The Bank of Canada has also been seeking to determine how consumers seeking mortgages would be affected by shocks to bank-funding costs. Funding costs rose dramatically during the financial crisis when liquidity dried up, pushing up the costs of consumer and business loans until Ottawa intervened.
The presentation was obtained through an Access to Information request, sent to the bank in June, for documents pertaining to the mortgage and housing markets. Hundreds of pages were sent in response over the holidays, the vast majority of which are entirely redacted.
The 24-page presentation, which was given to the bank’s management forum on July 22, was partly redacted. It focuses on work being done by Jason Allen, a principal researcher at the bank. The management forum includes Governor Mark Carney, senior deputy governor Tiff Macklem, and the bank’s other deputy governors, advisers and department chiefs. It meets to talk about ideas, identify issues facing the bank, share information, and align strategy.
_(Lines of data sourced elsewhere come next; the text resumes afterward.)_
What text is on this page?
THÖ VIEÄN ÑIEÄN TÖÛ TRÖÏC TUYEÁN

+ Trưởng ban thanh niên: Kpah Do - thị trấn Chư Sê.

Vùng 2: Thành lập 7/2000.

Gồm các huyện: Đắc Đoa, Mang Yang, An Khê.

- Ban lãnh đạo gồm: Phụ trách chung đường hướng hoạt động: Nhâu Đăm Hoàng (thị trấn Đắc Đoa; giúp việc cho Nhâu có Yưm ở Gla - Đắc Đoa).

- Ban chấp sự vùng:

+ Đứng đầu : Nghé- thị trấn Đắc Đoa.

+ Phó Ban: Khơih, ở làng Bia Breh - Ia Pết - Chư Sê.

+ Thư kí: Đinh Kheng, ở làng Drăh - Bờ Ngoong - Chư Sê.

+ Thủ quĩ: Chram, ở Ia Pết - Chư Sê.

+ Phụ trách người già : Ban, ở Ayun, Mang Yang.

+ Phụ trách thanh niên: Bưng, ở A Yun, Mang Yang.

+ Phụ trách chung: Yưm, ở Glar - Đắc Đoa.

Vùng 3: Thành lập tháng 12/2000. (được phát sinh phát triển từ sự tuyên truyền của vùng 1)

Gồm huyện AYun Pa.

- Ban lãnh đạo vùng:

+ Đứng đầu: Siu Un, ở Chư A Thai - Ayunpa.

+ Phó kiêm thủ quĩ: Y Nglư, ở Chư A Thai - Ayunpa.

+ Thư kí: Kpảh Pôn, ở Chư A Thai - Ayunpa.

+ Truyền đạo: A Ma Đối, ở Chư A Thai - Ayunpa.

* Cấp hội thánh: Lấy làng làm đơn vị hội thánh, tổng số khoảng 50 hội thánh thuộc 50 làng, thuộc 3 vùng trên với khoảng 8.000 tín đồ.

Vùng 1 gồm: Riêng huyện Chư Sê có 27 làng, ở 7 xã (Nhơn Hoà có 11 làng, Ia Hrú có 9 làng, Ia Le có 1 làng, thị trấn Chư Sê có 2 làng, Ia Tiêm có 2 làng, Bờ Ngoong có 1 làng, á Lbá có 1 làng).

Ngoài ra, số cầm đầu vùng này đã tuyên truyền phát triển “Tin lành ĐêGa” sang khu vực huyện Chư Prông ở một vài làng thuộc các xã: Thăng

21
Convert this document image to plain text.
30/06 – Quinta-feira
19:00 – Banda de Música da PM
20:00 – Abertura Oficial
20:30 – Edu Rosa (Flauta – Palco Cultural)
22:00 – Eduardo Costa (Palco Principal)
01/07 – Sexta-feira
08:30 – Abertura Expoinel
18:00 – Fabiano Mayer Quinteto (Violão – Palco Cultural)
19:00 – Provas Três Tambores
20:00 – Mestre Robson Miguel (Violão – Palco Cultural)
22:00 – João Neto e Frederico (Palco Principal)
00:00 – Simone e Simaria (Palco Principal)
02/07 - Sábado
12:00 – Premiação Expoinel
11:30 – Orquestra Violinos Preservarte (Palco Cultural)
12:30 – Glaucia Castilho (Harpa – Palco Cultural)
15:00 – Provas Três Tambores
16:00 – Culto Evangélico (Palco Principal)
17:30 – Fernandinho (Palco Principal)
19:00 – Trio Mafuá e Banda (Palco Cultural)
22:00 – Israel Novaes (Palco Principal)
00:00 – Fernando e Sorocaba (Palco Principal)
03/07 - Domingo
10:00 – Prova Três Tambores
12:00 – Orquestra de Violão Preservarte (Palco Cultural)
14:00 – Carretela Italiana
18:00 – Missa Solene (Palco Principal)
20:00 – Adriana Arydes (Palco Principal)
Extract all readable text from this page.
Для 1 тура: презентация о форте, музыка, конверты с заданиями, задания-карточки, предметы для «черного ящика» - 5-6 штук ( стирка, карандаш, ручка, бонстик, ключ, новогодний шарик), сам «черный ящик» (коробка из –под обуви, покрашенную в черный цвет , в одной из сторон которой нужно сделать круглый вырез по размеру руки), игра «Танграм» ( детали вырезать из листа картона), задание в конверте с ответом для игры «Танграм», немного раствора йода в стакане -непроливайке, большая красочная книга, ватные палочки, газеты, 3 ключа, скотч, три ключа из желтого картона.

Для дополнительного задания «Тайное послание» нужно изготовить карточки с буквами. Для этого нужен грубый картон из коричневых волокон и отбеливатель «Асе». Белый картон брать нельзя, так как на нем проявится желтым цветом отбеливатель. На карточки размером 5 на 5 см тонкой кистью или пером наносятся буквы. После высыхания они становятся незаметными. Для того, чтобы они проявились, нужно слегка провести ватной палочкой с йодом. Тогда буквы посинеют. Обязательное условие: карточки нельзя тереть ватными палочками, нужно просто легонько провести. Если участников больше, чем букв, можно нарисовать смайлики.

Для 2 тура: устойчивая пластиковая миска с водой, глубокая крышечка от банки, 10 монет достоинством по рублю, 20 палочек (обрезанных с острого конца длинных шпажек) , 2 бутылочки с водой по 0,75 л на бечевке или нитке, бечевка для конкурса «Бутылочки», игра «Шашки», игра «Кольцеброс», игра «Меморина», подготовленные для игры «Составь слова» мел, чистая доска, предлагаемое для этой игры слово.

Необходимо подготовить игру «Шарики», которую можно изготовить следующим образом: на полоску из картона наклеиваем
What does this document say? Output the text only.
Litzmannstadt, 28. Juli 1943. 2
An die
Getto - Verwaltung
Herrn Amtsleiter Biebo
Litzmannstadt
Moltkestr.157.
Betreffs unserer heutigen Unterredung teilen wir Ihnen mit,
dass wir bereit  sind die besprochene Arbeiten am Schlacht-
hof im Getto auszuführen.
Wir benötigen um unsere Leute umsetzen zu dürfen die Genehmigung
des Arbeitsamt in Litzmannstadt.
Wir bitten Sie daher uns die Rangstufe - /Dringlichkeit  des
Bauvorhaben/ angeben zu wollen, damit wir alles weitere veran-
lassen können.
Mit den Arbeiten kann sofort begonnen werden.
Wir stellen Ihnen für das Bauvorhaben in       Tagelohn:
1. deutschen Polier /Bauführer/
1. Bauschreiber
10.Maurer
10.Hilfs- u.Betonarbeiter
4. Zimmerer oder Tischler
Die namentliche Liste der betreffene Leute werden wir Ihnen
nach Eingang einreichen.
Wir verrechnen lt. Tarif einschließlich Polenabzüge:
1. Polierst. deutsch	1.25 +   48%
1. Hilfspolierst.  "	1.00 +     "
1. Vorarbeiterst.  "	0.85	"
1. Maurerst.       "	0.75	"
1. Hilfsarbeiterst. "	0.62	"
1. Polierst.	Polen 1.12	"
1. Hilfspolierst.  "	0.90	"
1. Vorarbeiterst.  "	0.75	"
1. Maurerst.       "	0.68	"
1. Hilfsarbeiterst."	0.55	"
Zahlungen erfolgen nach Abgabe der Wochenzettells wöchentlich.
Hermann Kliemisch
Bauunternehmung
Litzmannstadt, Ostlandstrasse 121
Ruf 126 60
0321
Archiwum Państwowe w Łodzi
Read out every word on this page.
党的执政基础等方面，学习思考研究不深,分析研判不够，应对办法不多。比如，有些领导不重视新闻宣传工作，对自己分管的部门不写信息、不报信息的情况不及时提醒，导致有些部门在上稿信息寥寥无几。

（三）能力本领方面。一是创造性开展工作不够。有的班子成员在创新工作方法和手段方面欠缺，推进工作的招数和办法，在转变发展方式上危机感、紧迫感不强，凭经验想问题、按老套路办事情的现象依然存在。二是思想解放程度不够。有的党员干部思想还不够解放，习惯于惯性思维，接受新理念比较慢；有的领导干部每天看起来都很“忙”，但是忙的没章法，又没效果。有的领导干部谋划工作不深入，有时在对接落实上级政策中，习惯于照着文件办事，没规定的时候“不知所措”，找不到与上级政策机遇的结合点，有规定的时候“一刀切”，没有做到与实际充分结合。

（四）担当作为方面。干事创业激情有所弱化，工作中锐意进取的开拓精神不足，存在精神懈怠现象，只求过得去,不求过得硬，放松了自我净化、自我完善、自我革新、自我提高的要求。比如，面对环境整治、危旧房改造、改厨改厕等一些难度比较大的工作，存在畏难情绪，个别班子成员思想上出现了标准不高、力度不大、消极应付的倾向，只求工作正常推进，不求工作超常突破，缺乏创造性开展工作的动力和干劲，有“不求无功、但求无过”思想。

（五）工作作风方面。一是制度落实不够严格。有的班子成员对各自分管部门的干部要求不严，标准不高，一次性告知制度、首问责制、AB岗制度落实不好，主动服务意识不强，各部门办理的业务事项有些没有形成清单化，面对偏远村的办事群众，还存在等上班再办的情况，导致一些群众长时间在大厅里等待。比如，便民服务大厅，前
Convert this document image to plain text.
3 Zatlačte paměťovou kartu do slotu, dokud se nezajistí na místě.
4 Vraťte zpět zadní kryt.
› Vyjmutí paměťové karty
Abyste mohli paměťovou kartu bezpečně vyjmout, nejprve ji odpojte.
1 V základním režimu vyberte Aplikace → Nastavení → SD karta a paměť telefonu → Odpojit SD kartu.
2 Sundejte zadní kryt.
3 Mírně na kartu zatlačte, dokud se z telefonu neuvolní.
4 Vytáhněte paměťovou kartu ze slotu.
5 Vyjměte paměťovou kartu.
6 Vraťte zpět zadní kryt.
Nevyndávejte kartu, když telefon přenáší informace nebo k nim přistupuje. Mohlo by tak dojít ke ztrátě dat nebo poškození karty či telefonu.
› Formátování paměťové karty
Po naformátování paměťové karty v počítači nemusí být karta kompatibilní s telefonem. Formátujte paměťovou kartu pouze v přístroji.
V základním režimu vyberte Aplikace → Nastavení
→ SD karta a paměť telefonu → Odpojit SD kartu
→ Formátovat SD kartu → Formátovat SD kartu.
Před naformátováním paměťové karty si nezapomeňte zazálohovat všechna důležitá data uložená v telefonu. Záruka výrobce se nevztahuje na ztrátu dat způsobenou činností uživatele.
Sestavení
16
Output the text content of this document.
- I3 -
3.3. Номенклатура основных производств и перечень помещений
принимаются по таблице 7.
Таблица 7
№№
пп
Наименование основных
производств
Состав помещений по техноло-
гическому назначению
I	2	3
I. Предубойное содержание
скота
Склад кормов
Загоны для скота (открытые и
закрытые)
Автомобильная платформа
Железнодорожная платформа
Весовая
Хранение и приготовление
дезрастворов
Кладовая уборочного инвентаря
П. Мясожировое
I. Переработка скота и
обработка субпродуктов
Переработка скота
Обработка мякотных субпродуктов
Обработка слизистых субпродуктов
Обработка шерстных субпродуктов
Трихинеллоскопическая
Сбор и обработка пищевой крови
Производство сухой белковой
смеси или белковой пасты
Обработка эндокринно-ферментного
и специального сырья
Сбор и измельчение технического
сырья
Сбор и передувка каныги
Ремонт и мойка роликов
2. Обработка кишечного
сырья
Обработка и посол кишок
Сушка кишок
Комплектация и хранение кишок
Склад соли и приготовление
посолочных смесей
A number of slides have been cut from the presentation, including some pertaining to consumers’ ability to manage their credit card debt. A number of the ideas in the presentation come from papers that Mr. Allen has published. The governing council was told about the role that discounting plays in how much individuals pay for their mortgage and notes that there is “substantial dispersion in rates across people, institutions, and markets.”
Over all, the research aims to provide advice on policies that could help to mitigate risks and vulnerabilities among Canadian households, in particular by strengthening the “macroprudential orientation” of Canada’s regulatory system, the presentation says. Macroprudential regulation, a concept that got a lot of buzz during the financial crisis, entails taking steps to protect the entire financial system as distinct from rules that are designed to keep individual banks healthy.
Mr. Carney told the Senate banking committee this fall that Canadian authorities are co-operating closely to monitor the financial situation of the household sector. He has been worried about rising consumer debt loads as well as the country’s housing market, particularly the condo market in Toronto.
The presentation outlined the role of mortgage and credit card debt in bankruptcy filings, illustrating that mortgages are by far the largest liabilities for homeowners who file for bankruptcy or strike deals with their banks, while credit cards play a greater role when it comes to renters.
Consumer debt levels have hit record levels, with Statistics Canada saying in December that the most recent data suggest Canadian families owe nearly $1.65 on average for every dollar of after-tax income. That has sparked much worry among policy makers in Ottawa. While they’ve taken some comfort from a slowdown in the annual rate of increase in household debt, Mr. Carney warned last month that the rate could go up again and there’s a need to be “vigilant” about monitoring debt loans and changing policies if need be.